Memories on Christmas Eve
Nine years ago I was very pregnant with Miss C, desperately missing Miss Angela and trying my best not to cry during the Christmas Eve service. To be happy for the blessings we did have and the time we had with Miss Angela. But it was hard. It’s still hard nine years later. Tonight as I’m home with one sick (but getting better) and the baby, I find I’m thinking of so many others.
Some that I know are praying hard for family and friends who a struggling health wise. Strangers in groups I belong to on Facebook facing challenges In their lives. I’ve lost count how many times I’ve typed the words “prayers” and sent a prayer on high.
I’m thinking of my friends who have lost loved ones, or are fearing the possible loss. One commented tonight, “I don’t know how you’ve done it all these years.”
It’s not easy. I won’t lie. I wish I could just give everyone a big hug, share a few tears.
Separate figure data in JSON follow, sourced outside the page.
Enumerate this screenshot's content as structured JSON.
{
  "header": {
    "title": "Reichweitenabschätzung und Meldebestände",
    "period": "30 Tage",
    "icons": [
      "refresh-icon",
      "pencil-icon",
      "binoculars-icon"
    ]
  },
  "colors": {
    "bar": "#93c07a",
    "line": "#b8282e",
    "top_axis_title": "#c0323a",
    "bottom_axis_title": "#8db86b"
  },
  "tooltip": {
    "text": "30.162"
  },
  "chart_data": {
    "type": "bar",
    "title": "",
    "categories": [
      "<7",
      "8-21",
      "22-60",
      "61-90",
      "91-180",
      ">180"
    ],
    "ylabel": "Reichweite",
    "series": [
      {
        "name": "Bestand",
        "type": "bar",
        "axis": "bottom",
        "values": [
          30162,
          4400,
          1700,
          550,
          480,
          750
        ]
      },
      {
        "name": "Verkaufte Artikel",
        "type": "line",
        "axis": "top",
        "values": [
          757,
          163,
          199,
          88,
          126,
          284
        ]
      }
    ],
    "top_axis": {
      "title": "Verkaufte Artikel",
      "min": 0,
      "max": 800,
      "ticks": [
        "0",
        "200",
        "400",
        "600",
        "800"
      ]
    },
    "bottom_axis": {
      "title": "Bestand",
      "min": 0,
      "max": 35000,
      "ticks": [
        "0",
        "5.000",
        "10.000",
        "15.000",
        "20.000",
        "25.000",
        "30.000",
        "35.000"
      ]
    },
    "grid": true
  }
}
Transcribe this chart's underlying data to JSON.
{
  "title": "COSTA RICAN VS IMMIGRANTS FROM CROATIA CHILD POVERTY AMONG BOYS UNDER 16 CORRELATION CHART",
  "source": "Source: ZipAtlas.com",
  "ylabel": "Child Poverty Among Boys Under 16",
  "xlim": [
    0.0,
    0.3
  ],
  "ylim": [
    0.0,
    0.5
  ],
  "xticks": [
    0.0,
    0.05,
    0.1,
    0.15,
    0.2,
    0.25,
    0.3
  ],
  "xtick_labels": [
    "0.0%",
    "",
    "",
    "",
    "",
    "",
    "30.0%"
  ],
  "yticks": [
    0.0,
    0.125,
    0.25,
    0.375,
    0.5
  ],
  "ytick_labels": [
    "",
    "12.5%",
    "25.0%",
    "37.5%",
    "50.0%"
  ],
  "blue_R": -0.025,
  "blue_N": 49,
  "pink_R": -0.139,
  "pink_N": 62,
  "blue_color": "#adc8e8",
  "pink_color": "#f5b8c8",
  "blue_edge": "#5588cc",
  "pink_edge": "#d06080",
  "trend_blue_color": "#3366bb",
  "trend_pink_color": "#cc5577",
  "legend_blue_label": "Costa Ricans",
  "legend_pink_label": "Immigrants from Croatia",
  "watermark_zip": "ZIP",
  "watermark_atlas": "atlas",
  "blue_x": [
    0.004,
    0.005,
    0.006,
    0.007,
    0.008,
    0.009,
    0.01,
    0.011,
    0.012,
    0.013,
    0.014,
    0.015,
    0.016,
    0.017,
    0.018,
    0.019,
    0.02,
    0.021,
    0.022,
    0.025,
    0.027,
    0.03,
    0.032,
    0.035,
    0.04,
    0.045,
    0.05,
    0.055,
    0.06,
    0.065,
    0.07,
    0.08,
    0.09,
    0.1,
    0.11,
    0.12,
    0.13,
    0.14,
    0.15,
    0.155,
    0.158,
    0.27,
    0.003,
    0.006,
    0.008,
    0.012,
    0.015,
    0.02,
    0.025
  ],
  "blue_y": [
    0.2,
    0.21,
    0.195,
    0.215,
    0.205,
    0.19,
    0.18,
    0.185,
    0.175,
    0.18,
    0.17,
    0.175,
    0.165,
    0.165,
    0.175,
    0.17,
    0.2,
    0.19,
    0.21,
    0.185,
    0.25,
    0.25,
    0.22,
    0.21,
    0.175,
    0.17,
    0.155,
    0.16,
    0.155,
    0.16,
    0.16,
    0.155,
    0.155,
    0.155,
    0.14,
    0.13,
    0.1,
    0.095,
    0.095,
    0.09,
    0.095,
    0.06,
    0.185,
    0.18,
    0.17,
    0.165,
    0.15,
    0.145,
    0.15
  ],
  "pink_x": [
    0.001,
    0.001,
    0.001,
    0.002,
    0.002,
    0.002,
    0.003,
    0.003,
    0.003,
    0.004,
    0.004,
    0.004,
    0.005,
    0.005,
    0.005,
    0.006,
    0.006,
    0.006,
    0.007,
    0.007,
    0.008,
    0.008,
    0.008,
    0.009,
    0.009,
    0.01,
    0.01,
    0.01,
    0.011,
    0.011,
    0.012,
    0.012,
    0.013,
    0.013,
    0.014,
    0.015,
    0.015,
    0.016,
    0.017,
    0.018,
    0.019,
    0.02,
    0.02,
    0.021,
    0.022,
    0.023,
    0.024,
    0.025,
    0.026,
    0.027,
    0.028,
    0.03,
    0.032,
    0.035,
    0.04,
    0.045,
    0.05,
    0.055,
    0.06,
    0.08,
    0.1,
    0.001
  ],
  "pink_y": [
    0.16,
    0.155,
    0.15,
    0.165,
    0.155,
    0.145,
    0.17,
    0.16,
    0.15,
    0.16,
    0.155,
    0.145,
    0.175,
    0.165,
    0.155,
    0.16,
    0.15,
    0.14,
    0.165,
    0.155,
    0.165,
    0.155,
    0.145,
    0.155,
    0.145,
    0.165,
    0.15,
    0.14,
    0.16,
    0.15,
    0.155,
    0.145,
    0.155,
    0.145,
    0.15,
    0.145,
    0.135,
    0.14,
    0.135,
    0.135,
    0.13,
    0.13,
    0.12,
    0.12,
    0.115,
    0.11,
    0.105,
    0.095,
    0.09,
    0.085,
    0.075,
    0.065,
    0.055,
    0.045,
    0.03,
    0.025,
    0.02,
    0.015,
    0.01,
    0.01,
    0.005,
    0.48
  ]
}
But since I can’t I’ll pray that they feel the prayers and hugs from afar.
Even when the memories can make you sad, Christmas is still worth celebrating. There is still the wonder of life. Watching a baby’s eyes as she sees the tree light up for the first time. Hearing the girls sing Christmas carols. The tears will come, and that’s okay. Sometimes you have to feel the tears to see the wonder of the stars.
A picture of the Christmas tree this year. Complete with Miss Angela’s ornaments. Tweety Angel, her first ornament, and some of the memory tree angels that were given in honor of her years after she went flying on high.